Come anticipavamo, invece, le cose sono andate decisamente bene nella Locride, dove Beatrice e Stefano — accompagnati dal comitato di Possibile “Costa dei gelsomini” — hanno visitato e incontrato le persone che ruotano attorno ai centri SPRAR di Caulonia, Riace, Camini, Stignano e Gioiosa Ionica.
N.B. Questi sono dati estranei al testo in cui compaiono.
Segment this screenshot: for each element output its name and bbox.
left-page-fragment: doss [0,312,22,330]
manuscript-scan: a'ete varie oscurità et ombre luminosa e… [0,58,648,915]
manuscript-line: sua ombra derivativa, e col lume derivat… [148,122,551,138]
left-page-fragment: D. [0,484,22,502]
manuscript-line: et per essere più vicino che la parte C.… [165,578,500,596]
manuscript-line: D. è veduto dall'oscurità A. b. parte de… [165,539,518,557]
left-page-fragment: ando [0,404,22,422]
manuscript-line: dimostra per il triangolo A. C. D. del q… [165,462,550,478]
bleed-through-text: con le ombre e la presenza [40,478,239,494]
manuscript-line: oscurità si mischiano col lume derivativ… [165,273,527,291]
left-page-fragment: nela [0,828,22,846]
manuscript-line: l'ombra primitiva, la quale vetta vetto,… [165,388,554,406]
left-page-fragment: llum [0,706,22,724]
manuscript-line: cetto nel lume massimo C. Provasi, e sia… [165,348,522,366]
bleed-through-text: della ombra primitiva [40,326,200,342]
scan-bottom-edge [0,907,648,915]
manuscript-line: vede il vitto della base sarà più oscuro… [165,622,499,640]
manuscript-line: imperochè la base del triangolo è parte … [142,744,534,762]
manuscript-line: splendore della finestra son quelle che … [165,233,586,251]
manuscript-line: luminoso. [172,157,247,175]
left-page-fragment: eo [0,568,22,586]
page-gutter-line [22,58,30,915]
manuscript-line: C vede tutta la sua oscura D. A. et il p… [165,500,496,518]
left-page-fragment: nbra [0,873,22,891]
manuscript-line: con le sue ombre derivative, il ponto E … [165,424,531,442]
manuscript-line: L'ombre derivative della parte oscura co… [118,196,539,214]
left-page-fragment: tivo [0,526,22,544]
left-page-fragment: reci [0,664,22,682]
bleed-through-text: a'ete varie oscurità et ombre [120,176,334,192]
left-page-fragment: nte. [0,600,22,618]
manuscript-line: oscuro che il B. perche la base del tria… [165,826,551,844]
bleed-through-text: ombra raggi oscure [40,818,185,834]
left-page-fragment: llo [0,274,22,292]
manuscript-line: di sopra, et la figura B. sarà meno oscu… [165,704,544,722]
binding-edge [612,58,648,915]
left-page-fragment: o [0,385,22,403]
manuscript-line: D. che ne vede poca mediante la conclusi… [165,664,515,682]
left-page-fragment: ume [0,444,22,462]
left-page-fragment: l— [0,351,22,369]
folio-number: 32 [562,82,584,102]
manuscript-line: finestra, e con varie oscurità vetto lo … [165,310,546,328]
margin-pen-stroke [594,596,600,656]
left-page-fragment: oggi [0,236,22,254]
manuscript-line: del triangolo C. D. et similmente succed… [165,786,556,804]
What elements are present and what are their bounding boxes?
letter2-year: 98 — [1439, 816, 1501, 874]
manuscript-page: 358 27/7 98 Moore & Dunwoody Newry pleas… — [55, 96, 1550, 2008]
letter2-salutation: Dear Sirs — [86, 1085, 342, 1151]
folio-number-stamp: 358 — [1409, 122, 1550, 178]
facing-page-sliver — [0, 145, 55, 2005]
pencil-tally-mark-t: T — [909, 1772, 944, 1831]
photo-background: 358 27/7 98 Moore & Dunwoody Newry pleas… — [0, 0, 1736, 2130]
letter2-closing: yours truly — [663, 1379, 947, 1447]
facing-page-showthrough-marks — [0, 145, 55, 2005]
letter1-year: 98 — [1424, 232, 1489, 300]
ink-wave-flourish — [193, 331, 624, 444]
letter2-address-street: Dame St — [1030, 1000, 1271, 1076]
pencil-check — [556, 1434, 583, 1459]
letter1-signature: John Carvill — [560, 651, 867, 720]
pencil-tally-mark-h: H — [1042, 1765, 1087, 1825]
Qualcuno l’ha definita la dorsale dell’accoglienza, e in effetti non potrebbe essere che così. «Tutti i centri che abbiamo visitato, ciascuno con le proprie peculiarità, si basano sul modello dell’accoglienza diffusa: piccoli appartamenti, che ospitano al massimo quattro o cinque persone, preferendo l’unità famigliare». Il tutto è cominciato grazie all’iniziativa di Mimmo Lucano, sindaco di Riace, che ha fatto del piccolo borgo in via di spopolamento una vera e propria nuova comunità, dove al momento risiedono circa 250 cittadini stranieri e 250 cittadini italiani. «Un posto unico al mondo, dove l’integrazione è completa, dove le differenze hanno portato benefici a tutti». Grazie ai contributi che il Ministero dell’Interno assicura alla rete SPRAR, Riace ha non solo combattuto lo spopolamento, ma creato posti di lavoro per italiani e stranieri, e ha una veste completamente rinnovata e curatissima. L’esempio di Riace è stato seguito dagli altri comuni elencati in precedenza: c’è chi ha scelto di cercare di replicare in ogni aspetto questo modello, come Camini, e chi invece ha scelto numeri meno elevati, ma comunque importanti e in ogni caso capaci di mettere in moto processi economici, sociali e culturali a saldo positivo per tutti.
Un modello certo non semplice da replicare, e che qui è nato grazie alla radicalità di azione e di pensiero di Mimmo Lucano, ma che diverse realtà stanno già sperimentando — e con ottimi risultati — in altre zone di Italia. Un modello da cui partire, per costruire un sistema italiano efficiente, efficace, positivo per tutti, e capace di rispettare la dignità delle persone.